Pour lui, ce dialogue préventif constitue un cadre propice à des discussions dépassionnées, loin des calculs politiques immédiats. De son côté, Ababacar Fall, secrétaire exécutif du Gradec a mis en avant le rôle stratégique de la société civile dans les processus démocratiques. « La société civile a, au cours de ces dernières décennies, développé une expertise qui fait d’elle un acteur incontournable dans les changements politiques, économiques et judiciaires de notre pays », a-t-il fait remarquer. M. Fall a salué l’occasion de nourrir les réflexions du Dialogue national par des contributions solides issues de cet atelier. « Les propositions consensuelles qui sortiront de notre atelier sont très attendues et alimenteront les débats pour les réformes souhaitées », a-t-il soutenu. Le Pr Babacar Gaye, président du Cosce, a quant à lui rappelé la dimension symbolique du dialogue en démocratie : « La démocratie est une pièce à double face : l’une symbolise la compétition, l’autre la communion. Le dialogue est consubstantiel à la démocratie ».
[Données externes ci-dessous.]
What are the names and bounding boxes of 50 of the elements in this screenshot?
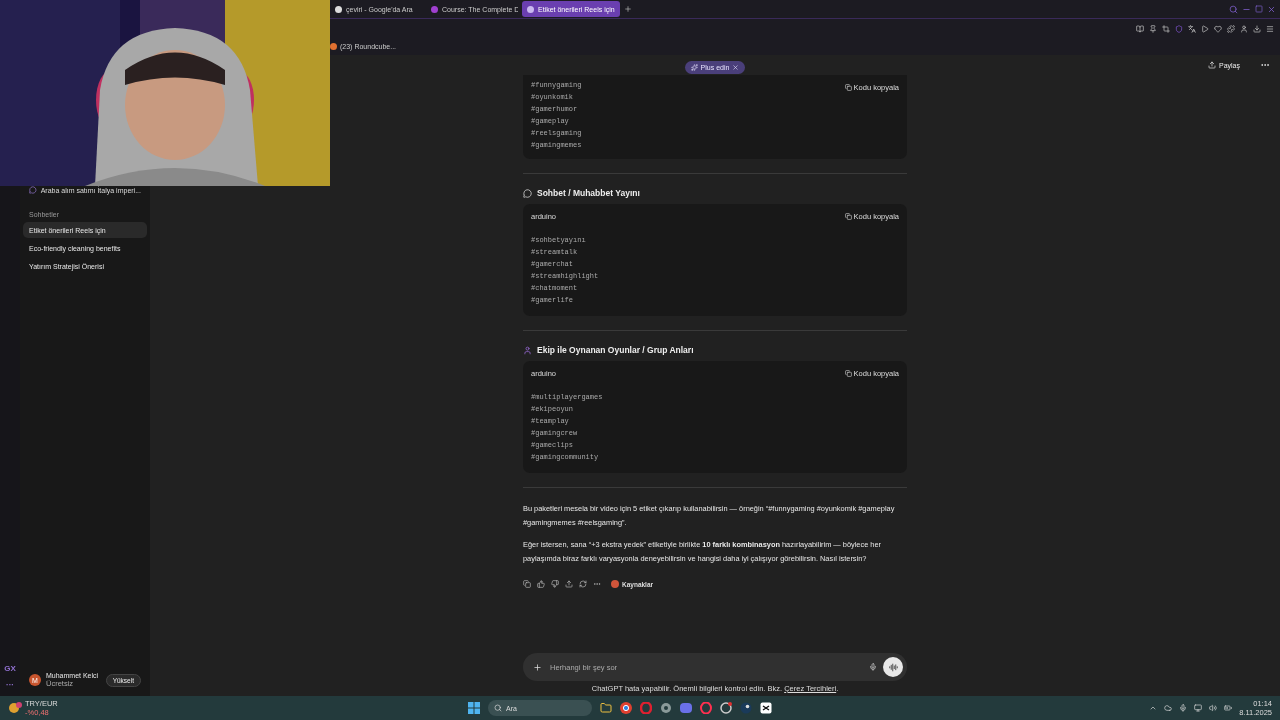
copy-icon xyxy=(844,369,852,377)
copy-icon[interactable] xyxy=(523,580,531,588)
browser-icon[interactable] xyxy=(620,702,632,714)
heart-icon[interactable] xyxy=(1214,24,1222,33)
sidebar-rail-label[interactable]: GX xyxy=(4,664,16,674)
wheel-icon[interactable] xyxy=(720,702,732,714)
upload-icon xyxy=(1208,61,1216,69)
chat-app-icon[interactable] xyxy=(680,702,692,714)
regenerate-icon[interactable] xyxy=(579,580,587,588)
pin-icon[interactable] xyxy=(1149,24,1157,33)
play-icon[interactable] xyxy=(1201,24,1209,33)
user-icon[interactable] xyxy=(1240,24,1248,33)
new-tab-icon[interactable] xyxy=(624,5,632,13)
search-icon xyxy=(494,704,502,712)
puzzle-icon[interactable] xyxy=(1227,24,1235,33)
close-icon xyxy=(732,63,740,71)
speech-bubble-icon xyxy=(523,188,532,198)
monitor-icon[interactable] xyxy=(1194,704,1203,712)
download-icon[interactable] xyxy=(1253,24,1261,33)
ring-logo-icon[interactable] xyxy=(640,702,652,714)
share-icon[interactable] xyxy=(565,580,573,588)
person-icon xyxy=(523,345,532,355)
search-icon[interactable] xyxy=(1229,4,1238,14)
folder-icon[interactable] xyxy=(600,702,612,714)
voice-button[interactable] xyxy=(883,657,903,677)
sidebar-rail-label[interactable]: ··· xyxy=(6,680,14,690)
thumbs-up-icon[interactable] xyxy=(537,580,545,588)
waveform-icon xyxy=(888,662,898,672)
translate-icon[interactable] xyxy=(1188,24,1196,33)
microphone-icon[interactable] xyxy=(869,663,877,671)
close-icon[interactable] xyxy=(1267,4,1276,14)
windows-logo-icon[interactable] xyxy=(468,702,480,714)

Il a, dès lors, appelé à « soigner la maladie » politique en allant à la racine des dysfonctionnements. Mémorandum commun Les travaux permettront de poser les jalons d’un mémorandum commun, fruit des échanges entre les différentes organisations citoyennes. Ce document sera soumis au cadre du Dialogue politique national et va intégrer les recommandations thématiques formulées durant l’atelier. Parmi les attentes figure la mise en place d’un mécanisme citoyen de suivi capable de produire des rapports réguliers sur l’évolution du dialogue et l’application des réformes. L’objectif est aussi d’impliquer durablement les citoyens dans les processus de décision publique. L’espoir porté par les organisateurs est celui d’une refondation démocratique concertée. Comme l’a rappelé le Dr Cheikh Guèye, « toutes les composantes de la Nation sont à égale dignité, membres et contributeurs de ce dialogue ».